Césaire, ce grand cri nègre (5)

De l’écrivain Lyonel Trouillot, lire sa réaction dans le quotidien haïtien Le Matin :

(…) Les Antilles ont deux grandes entrées dans l’histoire : la révolution haïtienne et l’œuvre d’Aimé Césaire (…) Dans ce mot qu’il invente : la négritude, il y a la mémoire de ce qui n’aurait pas dû être. Mémoire qui prend la force d’un cri. Non pour lui seul. Non pour sa seule Martinique, même si, comme l’écrit Jacqueline Leiner : Césaire instaure une nation par le langage. Non pour le seul archipel des Antilles et l’Amérique noire, même si dans « ce qui est à moi » il y a la Guadeloupe, Haïti… jusqu’à la «comique petite queue de la Floride. » Mais pour toute la race noire : « Sire, toute souffrance qui se pouvait souffrir, nous l’avons soufferte.

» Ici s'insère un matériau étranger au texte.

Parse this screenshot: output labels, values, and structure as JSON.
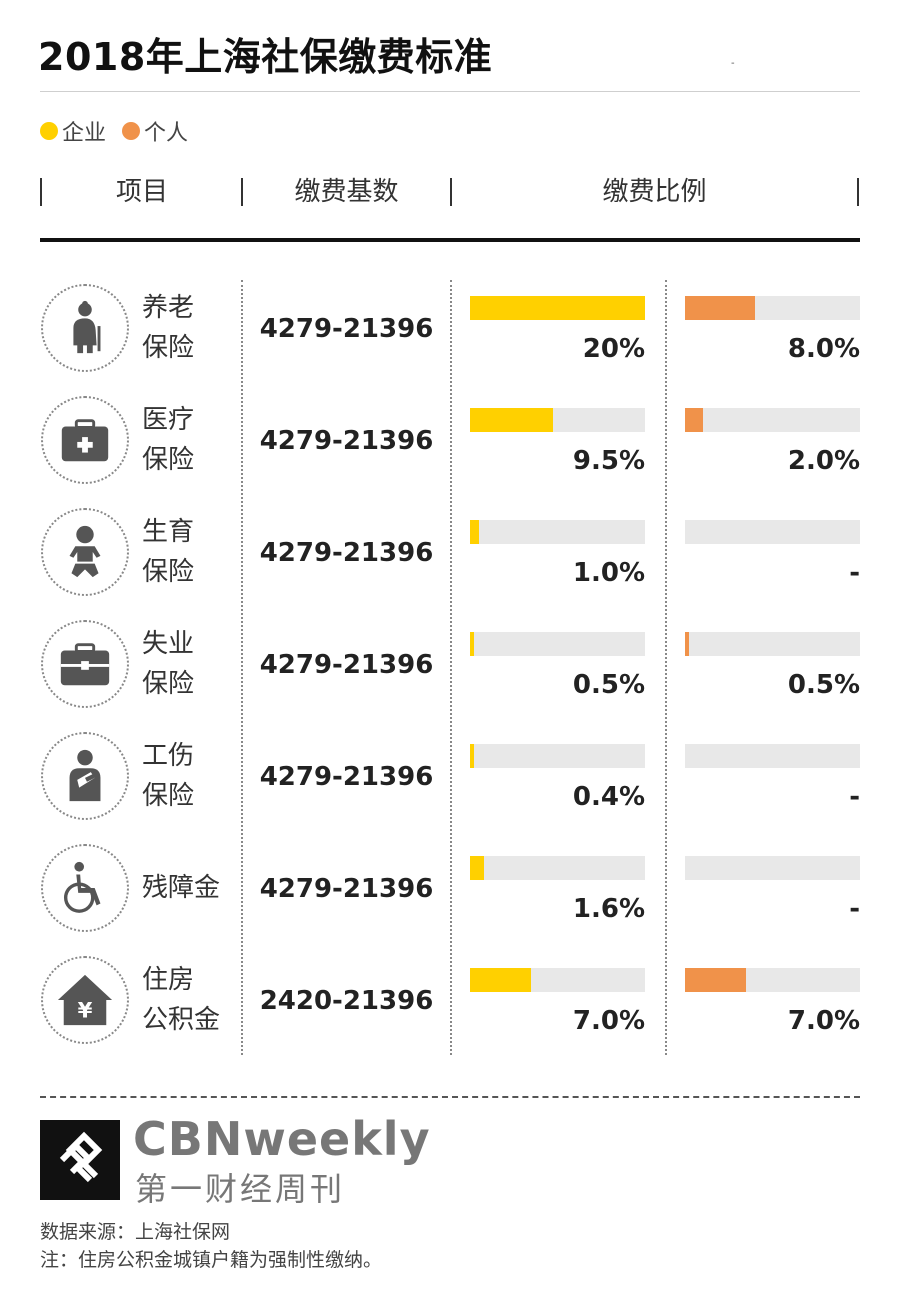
{
  "title": "2018年上海社保缴费标准",
  "top_mark": "-",
  "legend": [
    {
      "label": "企业",
      "color": "#FFD000"
    },
    {
      "label": "个人",
      "color": "#F0924A"
    }
  ],
  "headers": {
    "item": "项目",
    "base": "缴费基数",
    "ratio": "缴费比例"
  },
  "chart_data": {
    "type": "bar",
    "title": "2018年上海社保缴费标准",
    "categories": [
      "养老保险",
      "医疗保险",
      "生育保险",
      "失业保险",
      "工伤保险",
      "残障金",
      "住房公积金"
    ],
    "series": [
      {
        "name": "企业",
        "color": "#FFD000",
        "values": [
          20,
          9.5,
          1.0,
          0.5,
          0.4,
          1.6,
          7.0
        ]
      },
      {
        "name": "个人",
        "color": "#F0924A",
        "values": [
          8.0,
          2.0,
          null,
          0.5,
          null,
          null,
          7.0
        ]
      }
    ],
    "xlim": [
      0,
      20
    ]
  },
  "rows": [
    {
      "label_line1": "养老",
      "label_line2": "保险",
      "icon": "elderly-icon",
      "base": "4279-21396",
      "company_pct": "20%",
      "personal_pct": "8.0%"
    },
    {
      "label_line1": "医疗",
      "label_line2": "保险",
      "icon": "medical-kit-icon",
      "base": "4279-21396",
      "company_pct": "9.5%",
      "personal_pct": "2.0%"
    },
    {
      "label_line1": "生育",
      "label_line2": "保险",
      "icon": "baby-icon",
      "base": "4279-21396",
      "company_pct": "1.0%",
      "personal_pct": "-"
    },
    {
      "label_line1": "失业",
      "label_line2": "保险",
      "icon": "briefcase-icon",
      "base": "4279-21396",
      "company_pct": "0.5%",
      "personal_pct": "0.5%"
    },
    {
      "label_line1": "工伤",
      "label_line2": "保险",
      "icon": "injured-arm-icon",
      "base": "4279-21396",
      "company_pct": "0.4%",
      "personal_pct": "-"
    },
    {
      "label_line1": "残障金",
      "label_line2": "",
      "icon": "wheelchair-icon",
      "base": "4279-21396",
      "company_pct": "1.6%",
      "personal_pct": "-"
    },
    {
      "label_line1": "住房",
      "label_line2": "公积金",
      "icon": "house-yuan-icon",
      "base": "2420-21396",
      "company_pct": "7.0%",
      "personal_pct": "7.0%"
    }
  ],
  "footer": {
    "brand_en": "CBNweekly",
    "brand_cn": "第一财经周刊",
    "source": "数据来源：上海社保网",
    "note": "注：住房公积金城镇户籍为强制性缴纳。"
  }
}
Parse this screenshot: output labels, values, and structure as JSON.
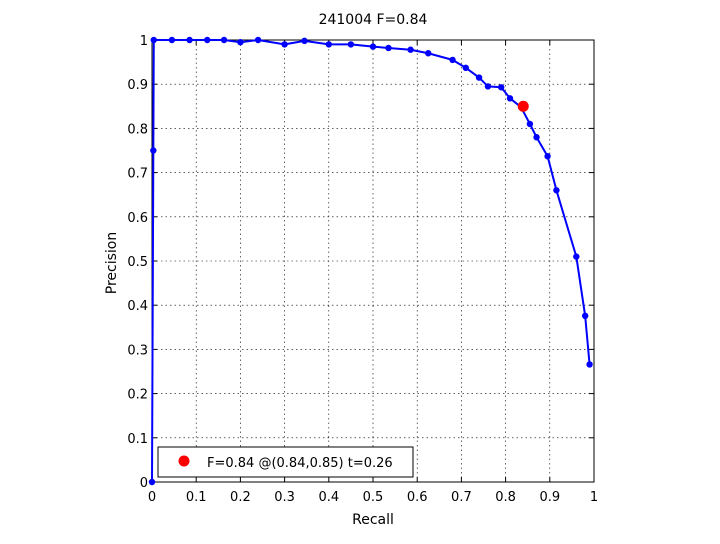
{
  "chart_data": {
    "type": "line",
    "title": "241004 F=0.84",
    "xlabel": "Recall",
    "ylabel": "Precision",
    "xlim": [
      0,
      1
    ],
    "ylim": [
      0,
      1
    ],
    "grid": true,
    "legend_placement": "bottom-left",
    "x_ticks": [
      0,
      0.1,
      0.2,
      0.3,
      0.4,
      0.5,
      0.6,
      0.7,
      0.8,
      0.9,
      1
    ],
    "y_ticks": [
      0,
      0.1,
      0.2,
      0.3,
      0.4,
      0.5,
      0.6,
      0.7,
      0.8,
      0.9,
      1
    ],
    "x_tick_labels": [
      "0",
      "0.1",
      "0.2",
      "0.3",
      "0.4",
      "0.5",
      "0.6",
      "0.7",
      "0.8",
      "0.9",
      "1"
    ],
    "y_tick_labels": [
      "0",
      "0.1",
      "0.2",
      "0.3",
      "0.4",
      "0.5",
      "0.6",
      "0.7",
      "0.8",
      "0.9",
      "1"
    ],
    "series": [
      {
        "color": "#0000ff",
        "x": [
          0,
          0.003,
          0.004,
          0.045,
          0.085,
          0.125,
          0.163,
          0.2,
          0.24,
          0.3,
          0.345,
          0.4,
          0.45,
          0.5,
          0.535,
          0.585,
          0.625,
          0.68,
          0.71,
          0.74,
          0.76,
          0.79,
          0.81,
          0.835,
          0.855,
          0.87,
          0.895,
          0.915,
          0.96,
          0.98,
          0.99
        ],
        "y": [
          0,
          0.75,
          1.0,
          1.0,
          1.0,
          1.0,
          1.0,
          0.995,
          1.0,
          0.99,
          0.998,
          0.99,
          0.99,
          0.985,
          0.982,
          0.978,
          0.97,
          0.955,
          0.937,
          0.915,
          0.895,
          0.893,
          0.868,
          0.848,
          0.81,
          0.78,
          0.737,
          0.66,
          0.51,
          0.376,
          0.266
        ]
      }
    ],
    "highlight": {
      "x": 0.84,
      "y": 0.85,
      "color": "#ff0000"
    },
    "legend_text": "F=0.84 @(0.84,0.85) t=0.26"
  }
}
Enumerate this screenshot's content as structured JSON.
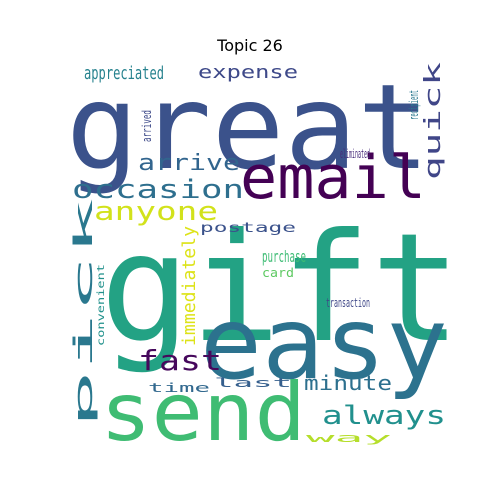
{
  "title": "Topic 26",
  "words": [
    {
      "text": "gift",
      "color": "#23a284"
    },
    {
      "text": "great",
      "color": "#3b528b"
    },
    {
      "text": "easy",
      "color": "#2c728e"
    },
    {
      "text": "send",
      "color": "#3fbc73"
    },
    {
      "text": "email",
      "color": "#440154"
    },
    {
      "text": "occasion",
      "color": "#2e6f8e"
    },
    {
      "text": "anyone",
      "color": "#d2e21b"
    },
    {
      "text": "arrive",
      "color": "#32658e"
    },
    {
      "text": "appreciated",
      "color": "#26828e"
    },
    {
      "text": "expense",
      "color": "#3e4989"
    },
    {
      "text": "fast",
      "color": "#46085c"
    },
    {
      "text": "always",
      "color": "#21908d"
    },
    {
      "text": "minute",
      "color": "#2d708e"
    },
    {
      "text": "purchase",
      "color": "#3dbc74"
    },
    {
      "text": "postage",
      "color": "#3b528b"
    },
    {
      "text": "eliminated",
      "color": "#472c7a"
    },
    {
      "text": "card",
      "color": "#5ec962"
    },
    {
      "text": "transaction",
      "color": "#3f4788"
    },
    {
      "text": "time",
      "color": "#31688e"
    },
    {
      "text": "last",
      "color": "#355f8d"
    },
    {
      "text": "way",
      "color": "#b5de2b"
    },
    {
      "text": "pick",
      "color": "#2a788e"
    },
    {
      "text": "quick",
      "color": "#404688"
    },
    {
      "text": "immediately",
      "color": "#dde318"
    },
    {
      "text": "arrived",
      "color": "#3e4a89"
    },
    {
      "text": "recipient",
      "color": "#2a788e"
    },
    {
      "text": "convenient",
      "color": "#21918c"
    }
  ]
}
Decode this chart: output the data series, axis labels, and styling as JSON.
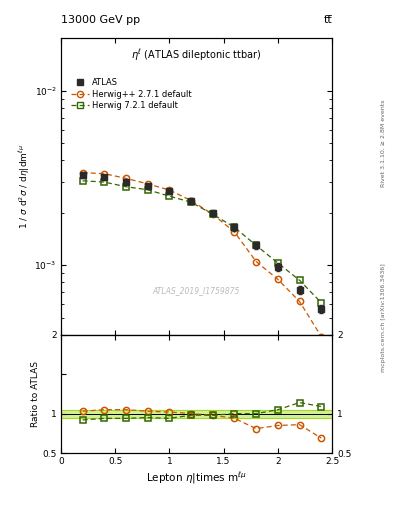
{
  "title_top": "13000 GeV pp",
  "title_top_right": "tt̅",
  "subtitle": "ηℓ (ATLAS dileptonic ttbar)",
  "watermark": "ATLAS_2019_I1759875",
  "right_label_top": "Rivet 3.1.10, ≥ 2.8M events",
  "right_label_bottom": "mcplots.cern.ch [arXiv:1306.3436]",
  "ylabel_main": "1 / σ d²σ / dη|dmᵉᵐᵘ",
  "ylabel_ratio": "Ratio to ATLAS",
  "xlabel": "Lepton η|times mᵉᵐᵘ",
  "xlim": [
    0.0,
    2.5
  ],
  "ylim_main": [
    0.0004,
    0.02
  ],
  "ylim_ratio": [
    0.5,
    2.0
  ],
  "x_atlas": [
    0.2,
    0.4,
    0.6,
    0.8,
    1.0,
    1.2,
    1.4,
    1.6,
    1.8,
    2.0,
    2.2,
    2.4
  ],
  "y_atlas": [
    0.0033,
    0.0032,
    0.003,
    0.00285,
    0.00265,
    0.00235,
    0.002,
    0.00165,
    0.0013,
    0.00098,
    0.00072,
    0.00056
  ],
  "y_atlas_err": [
    0.00012,
    0.0001,
    9e-05,
    9e-05,
    9e-05,
    9e-05,
    8e-05,
    7e-05,
    6e-05,
    5e-05,
    4e-05,
    3e-05
  ],
  "x_herwig_pp": [
    0.2,
    0.4,
    0.6,
    0.8,
    1.0,
    1.2,
    1.4,
    1.6,
    1.8,
    2.0,
    2.2,
    2.4
  ],
  "y_herwig_pp": [
    0.0034,
    0.00335,
    0.00315,
    0.00293,
    0.0027,
    0.00235,
    0.00196,
    0.00155,
    0.00105,
    0.00083,
    0.00062,
    0.00039
  ],
  "x_herwig72": [
    0.2,
    0.4,
    0.6,
    0.8,
    1.0,
    1.2,
    1.4,
    1.6,
    1.8,
    2.0,
    2.2,
    2.4
  ],
  "y_herwig72": [
    0.00305,
    0.003,
    0.00282,
    0.00271,
    0.00249,
    0.0023,
    0.00196,
    0.00165,
    0.0013,
    0.00103,
    0.00082,
    0.00061
  ],
  "ratio_herwig_pp": [
    1.03,
    1.05,
    1.05,
    1.03,
    1.02,
    1.0,
    0.98,
    0.94,
    0.81,
    0.85,
    0.86,
    0.69
  ],
  "ratio_herwig72": [
    0.92,
    0.94,
    0.94,
    0.95,
    0.94,
    0.98,
    0.98,
    1.0,
    1.0,
    1.05,
    1.14,
    1.09
  ],
  "color_atlas": "#2a2a2a",
  "color_herwig_pp": "#cc5500",
  "color_herwig72": "#336600",
  "color_band": "#ccee88",
  "color_band_edge": "#99cc00",
  "background_color": "#ffffff"
}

Toute humiliation qui se pouvait boire, nous l’avons bue » dit un personnage de Saison. Césaire est l’inventeur de ce nous collectif qui rassemble toutes les victimes de l’esclavage et du colonialisme modernes. Non dans le mythe d’une essence intemporelle, mais dans le vécu historique et la quête de l’avenir. Victoire de l’œuvre et de l’homme sur toutes les théories opposant le particulier à l’universel, sur toutes les théories opposant le sujet collectif au sujet individuel, sur toutes les théories opposant la part raisonnée de l’œuvre aux surgissements de l’inconscient : « Dire d’un délire alliant l’univers entier /à la surrection d’un rocher. »

(…) Césaire a donné voix à la souffrance, à la révolte, à l’énergie de quantité de petits rochers. C’est pour cela qu’il ne peut pas mourir. C’est pour cela que si notre archipel vient de perdre son oracle, la dette et la reconnaissance sont plus fortes que le deuil.